"Teufel trägt Prada"-Star Emily Blunt sorgt mit Karriere-Tipp für Empörung
Emily Blunt
Vor 20 Jahren wurde die Erzählung von Andy Sachs (Anne Hathaway) und Emily Charlton (Emily Blunt), die als Assistentinnen unter Modemagazinchefin Miranda Priestly (Meryl Streep) litten, zum Komödienerfolg. Zwei Jahrzehnte später folgt nun die Fortsetzung, in der sich die Wege der drei Protagonistinnen erneut kreuzen. Emily ist als Managerin einer Luxusmarke erfolgreich, während Mirandas Magazin im Internetzeitalter dahindümpelt.
Wer wissen will, wie es mit den beiden weitergeht, hat ab jetzt die Gelegenheit dazu. "Der Teufel trägt Prada 2" läuft seit dem 29. April in den österreichischen Kinos.
Doch während die Fortsetzung des Mode-Kultfilms derzeit in aller Munde ist, steht Darstellerin Emily Blunt wegen fragwürdiger Aussagen in der Kritik.
Emily Blunt rät, einfach zu kündigen
Die Schauspielerin riet Menschen, die mit ihrem Beruf unzufrieden sind, doch einfach ihren Job zu kündigen. Nun wird ihr vorgeworfen, realitätsfern zu sein.
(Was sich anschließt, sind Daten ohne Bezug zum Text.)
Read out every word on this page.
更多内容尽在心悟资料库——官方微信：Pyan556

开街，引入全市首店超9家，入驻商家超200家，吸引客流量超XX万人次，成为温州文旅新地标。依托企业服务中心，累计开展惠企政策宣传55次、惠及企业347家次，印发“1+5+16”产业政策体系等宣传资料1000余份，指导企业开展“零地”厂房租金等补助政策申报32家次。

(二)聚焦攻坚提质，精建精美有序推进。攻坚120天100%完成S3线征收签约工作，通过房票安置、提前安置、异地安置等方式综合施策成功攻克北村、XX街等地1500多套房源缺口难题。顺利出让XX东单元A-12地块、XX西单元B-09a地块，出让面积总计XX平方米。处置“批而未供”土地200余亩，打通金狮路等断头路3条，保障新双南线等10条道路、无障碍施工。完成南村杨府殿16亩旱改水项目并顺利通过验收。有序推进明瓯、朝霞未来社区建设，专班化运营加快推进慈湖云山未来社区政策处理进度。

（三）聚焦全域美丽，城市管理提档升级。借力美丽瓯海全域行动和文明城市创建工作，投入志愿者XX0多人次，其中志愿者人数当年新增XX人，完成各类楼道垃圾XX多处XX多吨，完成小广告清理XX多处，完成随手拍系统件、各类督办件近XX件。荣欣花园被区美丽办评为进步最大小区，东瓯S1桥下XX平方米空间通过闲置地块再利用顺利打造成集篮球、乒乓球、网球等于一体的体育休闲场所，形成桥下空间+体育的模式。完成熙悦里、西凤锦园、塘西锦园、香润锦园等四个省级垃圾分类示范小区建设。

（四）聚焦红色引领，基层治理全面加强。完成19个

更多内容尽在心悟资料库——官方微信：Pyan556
Das Portal Betches sprach die 43-Jährige über ihre Rolle in "Der Teufel trägt Prada" und eine bestimmte Szene an, in der sie sich immer wieder vorsagt: "Ich liebe meinen Job, ich liebe meinen Job, ich liebe meinen Job" - während sie erschöpft mit den hohen Anforderungen ihrer Chefin Miranda Priestly zu kämpfen hat.
Die Szene hat sich zu einem viralen Meme entwickelt - als Symbol für Überforderung am Arbeitsplatz.
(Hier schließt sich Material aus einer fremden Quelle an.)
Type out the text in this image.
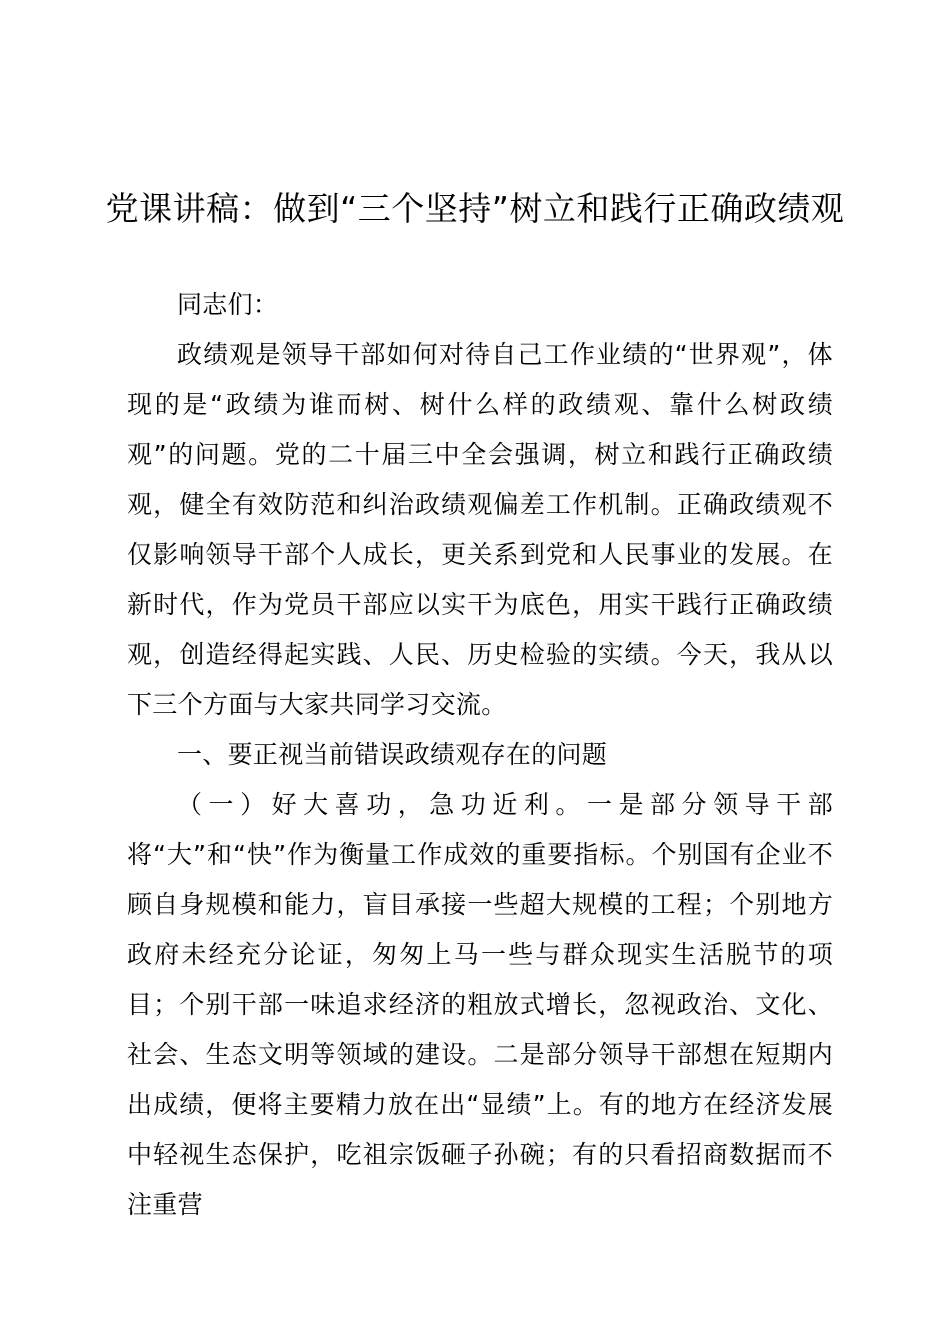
党课讲稿：做到“三个坚持”树立和践行正确政绩观

同志们：

政绩观是领导干部如何对待自己工作业绩的“世界观”，体现的是“政绩为谁而树、树什么样的政绩观、靠什么树政绩观”的问题。党的二十届三中全会强调，树立和践行正确政绩观，健全有效防范和纠治政绩观偏差工作机制。正确政绩观不仅影响领导干部个人成长，更关系到党和人民事业的发展。在新时代，作为党员干部应以实干为底色，用实干践行正确政绩观，创造经得起实践、人民、历史检验的实绩。今天，我从以下三个方面与大家共同学习交流。

一、要正视当前错误政绩观存在的问题

（一）好大喜功，急功近利。一是部分领导干部将“大”和“快”作为衡量工作成效的重要指标。个别国有企业不顾自身规模和能力，盲目承接一些超大规模的工程；个别地方政府未经充分论证，匆匆上马一些与群众现实生活脱节的项目；个别干部一味追求经济的粗放式增长，忽视政治、文化、社会、生态文明等领域的建设。二是部分领导干部想在短期内出成绩，便将主要精力放在出“显绩”上。有的地方在经济发展中轻视生态保护，吃祖宗饭砸子孙碗；有的只看招商数据而不注重营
Für andere "Frauen, die ihren Job gerade hassen" hat Blunt folgenden Rat parat: "Kündigen." Dann fügte sie hinzu: "Sucht euch einfach etwas, das ihr wirklich gerne macht. Selbst wenn ihr kein Geld verdient, solange ihr es liebt, werdet ihr glücklich sein."
Blunt gilt als eine der am besten bezahlten Schauspielerinnen der Welt und verfügt über ein geschätztes Vermögen von rund 80 Millionen US-Dollar. Manche mögen ihre Worte zu einer Veränderung inspirieren. Im Internet wurde sie für ihren Tipp zum Teil herb kritisiert.
Kritik und Zuspruch im Netz
Hier einige der vielen Kommentare von X-Usern, die finden, dass Blunt aus einer privilegierten Position spräche:
- "Das sagen Reiche so leicht, haha."
- "Das sagt man so leicht, wenn man Millionen dafür bekommt, das zu tun, was man liebt."
- "Das ist ganz schön arrogant und klassistisch, Emily."
- "Ein hervorragender Rat! Der einzige Haken ist, dass man dann eventuell weder Essen noch Kleidung kaufen oder die Miete bezahlen kann."
- "Wie kann man glücklich sein, wenn man arm ist und trotzdem Rechnungen bezahlen muss? Sich in der heutigen Wirtschaftslage keine Sorgen ums Geld machen zu müssen, ist ein Privileg der Reichen."
- "Ich finde ehrlich gesagt, dass 'Mach, was du liebst, auch wenn es nichts bringt!' ein furchtbarer Karrieretipp ist."
Es gibt aber auch Menschen, die Blunts Vision durchaus teilen und die Schauspielerin verteidigen. So schreibt etwa eine Userin: "Ich weiß, manche werden das als privilegiert darstellen, und nicht jeder hat diese Möglichkeit (was stimmt), aber mein Job hat mich unglücklich und krank gemacht. Mir fielen büschelweise die Haare aus, ich bekam Hautunreinheiten und habe mir beim Zähneknirschen einen Zahn abgebrochen … Ich habe gekündigt, und obwohl ich weiß, dass es nicht klug war – der Arbeitsmarkt ist katastrophal und ich habe ein Kind zu versorgen. Ohne den Stress dieses Jobs, den ich gehasst habe, bin ich eine bessere Mutter und Freundin. Meine Haut strahlt wieder, und ich esse und schlafe regelmäßig. Dein seelisches Wohlbefinden ist wirklich wichtig."